The first drawback is conceptual. Programmers are accustomed to navigating to get data; to find a file on a file server, you navigate by changing directories. Similarly, to get data from a database, you write an SQL query for the data you need. With SAX, this model is inverted. That is, you set up code that listens to the list of every available piece of XML data available. That code activates only when interesting XML data are being listed. At first, the SAX API seems odd, but after a while, thinking in this inverted way becomes second nature.
The second drawback is more dangerous. With SAX code, the naive "let's take a hack at it" approach will backfire fairly quickly, because the SAX parser exhaustively navigates the XML structure while simultaneously supplying the data stored in the XML document.

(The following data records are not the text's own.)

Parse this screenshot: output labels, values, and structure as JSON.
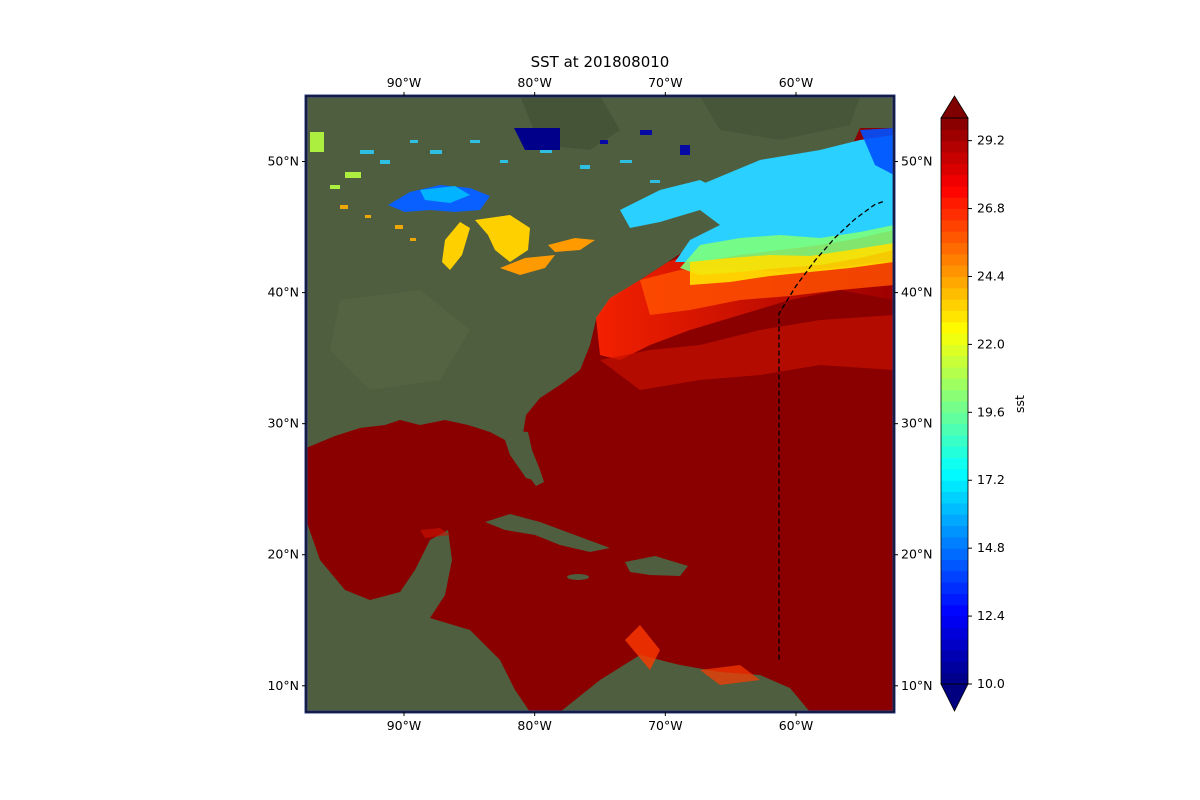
{
  "title": "SST at 201808010",
  "map": {
    "lon_range": [
      -97.5,
      -52.5
    ],
    "lat_range": [
      8,
      55
    ],
    "lon_ticks": [
      {
        "lon": -90,
        "label": "90°W"
      },
      {
        "lon": -80,
        "label": "80°W"
      },
      {
        "lon": -70,
        "label": "70°W"
      },
      {
        "lon": -60,
        "label": "60°W"
      }
    ],
    "lat_ticks": [
      {
        "lat": 50,
        "label": "50°N"
      },
      {
        "lat": 40,
        "label": "40°N"
      },
      {
        "lat": 30,
        "label": "30°N"
      },
      {
        "lat": 20,
        "label": "20°N"
      },
      {
        "lat": 10,
        "label": "10°N"
      }
    ],
    "track": [
      [
        -61.3,
        12
      ],
      [
        -61.3,
        20
      ],
      [
        -61.3,
        30
      ],
      [
        -61.3,
        38.4
      ],
      [
        -60,
        40.5
      ],
      [
        -58.5,
        42.5
      ],
      [
        -57,
        44.2
      ],
      [
        -55.5,
        45.6
      ],
      [
        -54,
        46.7
      ],
      [
        -53.2,
        47
      ]
    ],
    "colors": {
      "land": "#4f5e3e",
      "land_dark": "#3f4e33",
      "warm_water": "#8a0000",
      "frame": "#2b3a8a"
    }
  },
  "colorbar": {
    "label": "sst",
    "min": 10.0,
    "max": 30.0,
    "ticks": [
      "10.0",
      "12.4",
      "14.8",
      "17.2",
      "19.6",
      "22.0",
      "24.4",
      "26.8",
      "29.2"
    ],
    "colormap": "jet"
  }
}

Most people focus on the data-mapping aspect and neglect the navigational aspect. If you don't directly address the navigational aspect of SAX parsing, the code that keeps track of the location within the XML structure during SAX parsing will become spread out and have many subtle interactions. This problem is similar to those associated with overdependence on global variables. But if you learn to properly structure SAX code to keep it from becoming unwieldy, it is more straightforward than using the DOM API.